The person without ADHD may also become overwhelmed or burned out due to having to manage more of the daily household obligations. Perhaps, they become tired of the disappointment when the person with ADHD cannot follow through on promises.
The Person Without ADHD
Relationship dynamics, personality styles, and communication levels have a lot to do with the negative contributions of the person without ADHD in the relationship. They are likely to blame their partner, and his or her disorder for the negative aspects of the relationship – the partner with ADHD becomes a scapegoat.
In some cases, the scapegoating will be unintentional and based on patterns that develop in the relationship. When something goes wrong, it is normal to look for something or someone to blame. ADHD is an easy target.
The scapegoating can also be intentional as it becomes a smoke screen to cover the mistakes of the partner without ADHD. Depending on the confidence and signs of low self-esteem of the partner with ADHD, they might be more willing to accept that problems and unwanted situations are their faults, a view quite likely congruent with their established self-perception.
If the scapegoating is unintentional, both people in the relationship lose. The person with ADHD feels like a constant failure that cannot please their partner, and the person without ADHD feels that ADHD is a huge, unchangeable barrier standing in the way of happiness.

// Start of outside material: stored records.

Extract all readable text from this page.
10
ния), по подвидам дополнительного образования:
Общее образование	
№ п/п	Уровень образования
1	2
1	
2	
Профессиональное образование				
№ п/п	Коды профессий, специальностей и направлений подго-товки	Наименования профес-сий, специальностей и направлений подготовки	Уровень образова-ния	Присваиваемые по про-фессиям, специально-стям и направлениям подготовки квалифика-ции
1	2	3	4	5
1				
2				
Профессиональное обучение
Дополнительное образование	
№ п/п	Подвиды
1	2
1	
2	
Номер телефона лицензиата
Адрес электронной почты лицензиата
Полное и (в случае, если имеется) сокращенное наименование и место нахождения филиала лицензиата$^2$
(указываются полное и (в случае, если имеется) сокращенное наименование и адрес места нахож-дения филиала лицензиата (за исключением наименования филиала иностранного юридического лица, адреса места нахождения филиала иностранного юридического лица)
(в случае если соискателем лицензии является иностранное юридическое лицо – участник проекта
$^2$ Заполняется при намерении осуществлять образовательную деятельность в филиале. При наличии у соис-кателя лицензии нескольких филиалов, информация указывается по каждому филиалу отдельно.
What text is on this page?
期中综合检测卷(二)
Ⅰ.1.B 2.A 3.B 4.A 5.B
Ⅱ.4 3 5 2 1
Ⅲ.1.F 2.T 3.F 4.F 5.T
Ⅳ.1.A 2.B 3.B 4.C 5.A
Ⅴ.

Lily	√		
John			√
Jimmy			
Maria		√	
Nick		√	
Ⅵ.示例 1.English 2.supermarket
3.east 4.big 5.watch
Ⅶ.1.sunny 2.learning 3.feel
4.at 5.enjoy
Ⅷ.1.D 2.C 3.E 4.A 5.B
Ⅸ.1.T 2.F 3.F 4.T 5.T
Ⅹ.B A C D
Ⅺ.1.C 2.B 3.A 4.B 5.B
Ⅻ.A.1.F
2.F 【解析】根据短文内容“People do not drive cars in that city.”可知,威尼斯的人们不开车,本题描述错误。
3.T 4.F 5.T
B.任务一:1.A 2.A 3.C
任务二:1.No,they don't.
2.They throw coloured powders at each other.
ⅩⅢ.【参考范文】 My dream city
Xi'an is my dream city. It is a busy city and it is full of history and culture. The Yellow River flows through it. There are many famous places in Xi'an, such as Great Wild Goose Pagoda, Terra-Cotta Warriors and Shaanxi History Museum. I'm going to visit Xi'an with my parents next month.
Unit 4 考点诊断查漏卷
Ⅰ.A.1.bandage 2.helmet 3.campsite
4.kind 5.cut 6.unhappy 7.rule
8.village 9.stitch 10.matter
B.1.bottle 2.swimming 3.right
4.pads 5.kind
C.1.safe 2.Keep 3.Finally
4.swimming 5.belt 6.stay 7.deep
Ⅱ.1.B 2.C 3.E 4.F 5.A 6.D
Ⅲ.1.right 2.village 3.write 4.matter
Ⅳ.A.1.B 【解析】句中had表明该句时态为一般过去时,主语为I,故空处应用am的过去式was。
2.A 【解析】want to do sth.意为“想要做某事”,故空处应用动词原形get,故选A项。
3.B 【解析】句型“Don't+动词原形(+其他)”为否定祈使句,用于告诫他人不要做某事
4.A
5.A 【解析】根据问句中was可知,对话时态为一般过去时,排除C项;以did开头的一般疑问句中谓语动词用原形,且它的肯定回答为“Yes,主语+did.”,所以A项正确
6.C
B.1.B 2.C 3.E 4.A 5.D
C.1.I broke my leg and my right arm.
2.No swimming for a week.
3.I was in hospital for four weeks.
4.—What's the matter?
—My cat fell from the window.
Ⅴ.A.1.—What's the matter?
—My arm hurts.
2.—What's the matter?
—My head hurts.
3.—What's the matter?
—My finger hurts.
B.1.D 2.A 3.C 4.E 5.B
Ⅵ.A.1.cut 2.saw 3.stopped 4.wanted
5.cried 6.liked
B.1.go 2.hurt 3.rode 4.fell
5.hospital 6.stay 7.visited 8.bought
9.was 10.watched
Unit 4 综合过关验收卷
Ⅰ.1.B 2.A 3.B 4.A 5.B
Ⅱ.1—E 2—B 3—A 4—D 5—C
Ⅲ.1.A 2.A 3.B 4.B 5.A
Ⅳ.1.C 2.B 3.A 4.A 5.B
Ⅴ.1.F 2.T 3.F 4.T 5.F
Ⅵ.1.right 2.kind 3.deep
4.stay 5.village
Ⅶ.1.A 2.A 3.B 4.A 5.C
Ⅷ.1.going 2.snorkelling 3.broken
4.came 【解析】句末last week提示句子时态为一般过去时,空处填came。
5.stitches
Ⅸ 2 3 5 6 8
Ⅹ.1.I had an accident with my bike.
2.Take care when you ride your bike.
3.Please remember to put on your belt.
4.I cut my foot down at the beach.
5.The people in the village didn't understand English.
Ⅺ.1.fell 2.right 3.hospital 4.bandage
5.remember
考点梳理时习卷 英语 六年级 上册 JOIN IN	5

If the scapegoating is intentional, again, the person with ADHD feels like a failure while feeling confused and second-guessing his or her memory and decision-making. The person without ADHD may feel good about their ability to manipulate the situation, but that satisfaction is a negative and indicative of an unhealthy relationship.
Helping Your Partner With ADHD by Finding Solutions
The goal should be to make the relationship as rewarding as can be. Here’s how:
With ADHD, the question is not if treatment is needed, but what treatment and how much treatment.
Commonly, medication is helpful for ADHD, which means it is helpful for your marriage. Individual ADHD therapy, group therapy and support groups are available to both partners in the relationship. Be creative and willing to experiment to find a good balance and maintain symptoms.